Hüsran
Şafak Malatya, GundemBesiktas.com okurları için yazdı.
Dile kolay…
38 hafta, 38 ayrı hikaye ve bir çok cevapsız soru…
Yazının daha başında söyleyelim ki, tarafımız belli olsun. Beşiktaş, bu sezonu başarısız tamamlamıştır.

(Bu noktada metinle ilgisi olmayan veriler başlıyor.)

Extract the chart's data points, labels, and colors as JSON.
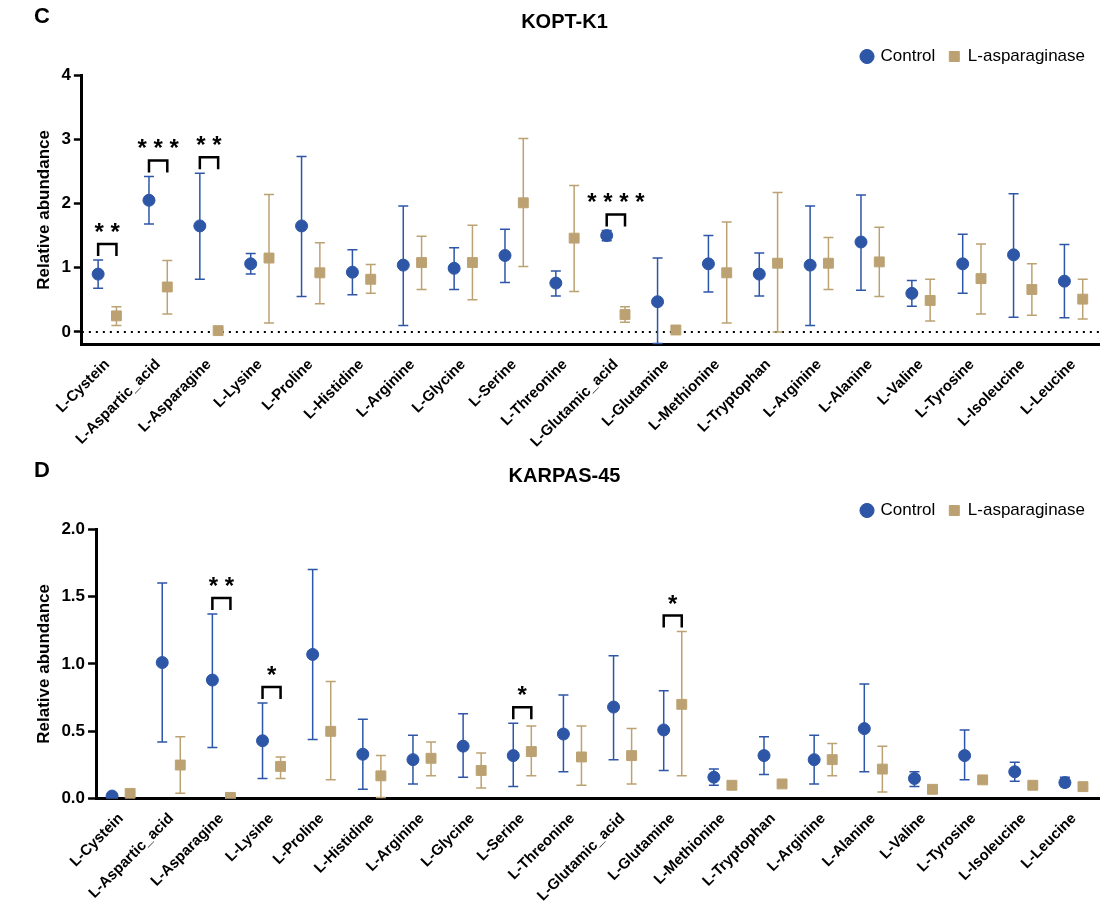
{
  "chart_data": [
    {
      "type": "scatter",
      "title": "KOPT-K1",
      "ylabel": "Relative abundance",
      "annotations": [
        "C",
        "* *",
        "* * *",
        "* *",
        "* * * *"
      ],
      "categories": [
        "L-Cystein",
        "L-Aspartic_acid",
        "L-Asparagine",
        "L-Lysine",
        "L-Proline",
        "L-Histidine",
        "L-Arginine",
        "L-Glycine",
        "L-Serine",
        "L-Threonine",
        "L-Glutamic_acid",
        "L-Glutamine",
        "L-Methionine",
        "L-Tryptophan",
        "L-Arginine",
        "L-Alanine",
        "L-Valine",
        "L-Tyrosine",
        "L-Isoleucine",
        "L-Leucine"
      ],
      "series": [
        {
          "name": "Control",
          "color": "#2e56a6",
          "marker": "circle",
          "values": [
            0.9,
            2.05,
            1.65,
            1.06,
            1.65,
            0.93,
            1.04,
            0.99,
            1.19,
            0.76,
            1.5,
            0.47,
            1.06,
            0.9,
            1.04,
            1.4,
            0.6,
            1.06,
            1.2,
            0.79
          ],
          "errors": [
            [
              0.68,
              1.12
            ],
            [
              1.68,
              2.42
            ],
            [
              0.82,
              2.47
            ],
            [
              0.9,
              1.22
            ],
            [
              0.55,
              2.73
            ],
            [
              0.58,
              1.28
            ],
            [
              0.1,
              1.96
            ],
            [
              0.66,
              1.31
            ],
            [
              0.77,
              1.6
            ],
            [
              0.56,
              0.95
            ],
            [
              1.42,
              1.58
            ],
            [
              -0.18,
              1.15
            ],
            [
              0.62,
              1.5
            ],
            [
              0.56,
              1.23
            ],
            [
              0.1,
              1.96
            ],
            [
              0.65,
              2.13
            ],
            [
              0.4,
              0.8
            ],
            [
              0.6,
              1.52
            ],
            [
              0.23,
              2.15
            ],
            [
              0.22,
              1.36
            ]
          ]
        },
        {
          "name": "L-asparaginase",
          "color": "#bca272",
          "marker": "square",
          "values": [
            0.25,
            0.7,
            0.02,
            1.15,
            0.92,
            0.82,
            1.08,
            1.08,
            2.01,
            1.46,
            0.27,
            0.03,
            0.92,
            1.07,
            1.07,
            1.09,
            0.49,
            0.83,
            0.66,
            0.51
          ],
          "errors": [
            [
              0.1,
              0.39
            ],
            [
              0.28,
              1.11
            ],
            null,
            [
              0.14,
              2.14
            ],
            [
              0.44,
              1.39
            ],
            [
              0.6,
              1.05
            ],
            [
              0.66,
              1.49
            ],
            [
              0.5,
              1.66
            ],
            [
              1.02,
              3.01
            ],
            [
              0.63,
              2.28
            ],
            [
              0.15,
              0.39
            ],
            null,
            [
              0.14,
              1.71
            ],
            [
              0,
              2.17
            ],
            [
              0.66,
              1.47
            ],
            [
              0.55,
              1.63
            ],
            [
              0.17,
              0.82
            ],
            [
              0.28,
              1.37
            ],
            [
              0.26,
              1.06
            ],
            [
              0.2,
              0.82
            ]
          ]
        }
      ],
      "ylim": [
        -0.2,
        4
      ],
      "yticks": [
        0,
        1,
        2,
        3,
        4
      ],
      "ref_lines": [
        {
          "axis": "y",
          "value": 0,
          "line_style": "dotted",
          "color": "#000000"
        }
      ],
      "legend": "top right",
      "grid": false
    },
    {
      "type": "scatter",
      "title": "KARPAS-45",
      "ylabel": "Relative abundance",
      "annotations": [
        "D",
        "* *",
        "*",
        "*",
        "*"
      ],
      "categories": [
        "L-Cystein",
        "L-Aspartic_acid",
        "L-Asparagine",
        "L-Lysine",
        "L-Proline",
        "L-Histidine",
        "L-Arginine",
        "L-Glycine",
        "L-Serine",
        "L-Threonine",
        "L-Glutamic_acid",
        "L-Glutamine",
        "L-Methionine",
        "L-Tryptophan",
        "L-Arginine",
        "L-Alanine",
        "L-Valine",
        "L-Tyrosine",
        "L-Isoleucine",
        "L-Leucine"
      ],
      "series": [
        {
          "name": "Control",
          "color": "#2e56a6",
          "marker": "circle",
          "values": [
            0.02,
            1.01,
            0.88,
            0.43,
            1.07,
            0.33,
            0.29,
            0.39,
            0.32,
            0.48,
            0.68,
            0.51,
            0.16,
            0.32,
            0.29,
            0.52,
            0.15,
            0.32,
            0.2,
            0.12
          ],
          "errors": [
            null,
            [
              0.42,
              1.6
            ],
            [
              0.38,
              1.37
            ],
            [
              0.15,
              0.71
            ],
            [
              0.44,
              1.7
            ],
            [
              0.07,
              0.59
            ],
            [
              0.11,
              0.47
            ],
            [
              0.16,
              0.63
            ],
            [
              0.09,
              0.56
            ],
            [
              0.2,
              0.77
            ],
            [
              0.29,
              1.06
            ],
            [
              0.21,
              0.8
            ],
            [
              0.1,
              0.22
            ],
            [
              0.18,
              0.46
            ],
            [
              0.11,
              0.47
            ],
            [
              0.2,
              0.85
            ],
            [
              0.09,
              0.2
            ],
            [
              0.14,
              0.51
            ],
            [
              0.13,
              0.27
            ],
            [
              0.09,
              0.16
            ]
          ]
        },
        {
          "name": "L-asparaginase",
          "color": "#bca272",
          "marker": "square",
          "values": [
            0.04,
            0.25,
            0.01,
            0.24,
            0.5,
            0.17,
            0.3,
            0.21,
            0.35,
            0.31,
            0.32,
            0.7,
            0.1,
            0.11,
            0.29,
            0.22,
            0.07,
            0.14,
            0.1,
            0.09
          ],
          "errors": [
            null,
            [
              0.04,
              0.46
            ],
            null,
            [
              0.15,
              0.31
            ],
            [
              0.14,
              0.87
            ],
            [
              0.01,
              0.32
            ],
            [
              0.17,
              0.42
            ],
            [
              0.08,
              0.34
            ],
            [
              0.17,
              0.54
            ],
            [
              0.1,
              0.54
            ],
            [
              0.11,
              0.52
            ],
            [
              0.17,
              1.24
            ],
            [
              0.07,
              0.12
            ],
            null,
            [
              0.17,
              0.41
            ],
            [
              0.05,
              0.39
            ],
            null,
            null,
            null,
            null
          ]
        }
      ],
      "ylim": [
        0,
        2
      ],
      "yticks": [
        {
          "value": 0,
          "label": "0.0"
        },
        {
          "value": 0.5,
          "label": "0.5"
        },
        {
          "value": 1,
          "label": "1.0"
        },
        {
          "value": 1.5,
          "label": "1.5"
        },
        {
          "value": 2,
          "label": "2.0"
        }
      ],
      "legend": "top right",
      "grid": false
    }
  ]
}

Şampiyon olunmuş bir sezon, 2 harika kupa ve yanı sıra muhteşem hikâyelerle tamamlanmış bir maraton sonrası, bu takım nasıl bu kadar düşmüş olabilir? Nasıl bu kadar hedefsiz kalmış olabilir? Bu durum sadece Aboubakar ile açıklanabilir mi? Beşiktaş bu kadar kırılgan bir yapıda mı şampiyon oldu? Eğer sadece 1 futbolcu özelinde alınmışsa bu kupalar, vay bu camianın haline… O yüzden olayı Aboubakar üzerinden okumak, bu başarıda emeği geçen herkese haksızlık olur. Başarı, şahıslar üzerinden okunursa değersizleşir. Adı üstünde takım çalışması, birlikte hareket edebilme kabiliyeti ve bunun yanı sıra inanmak başarının çıkış noktasıdır. Beşiktaş tüm bu parametreleri doğru yaptığı için geçen sezonu 2 kupayla tamamlamıştır. Aksi, hamasete girer…
Peki ne oldu da harika bir serüvenin ardından olay buralara kadar geldi?
Başarıyı sahiplenme sorunu.
İç savaş.
Planlı plansızlık.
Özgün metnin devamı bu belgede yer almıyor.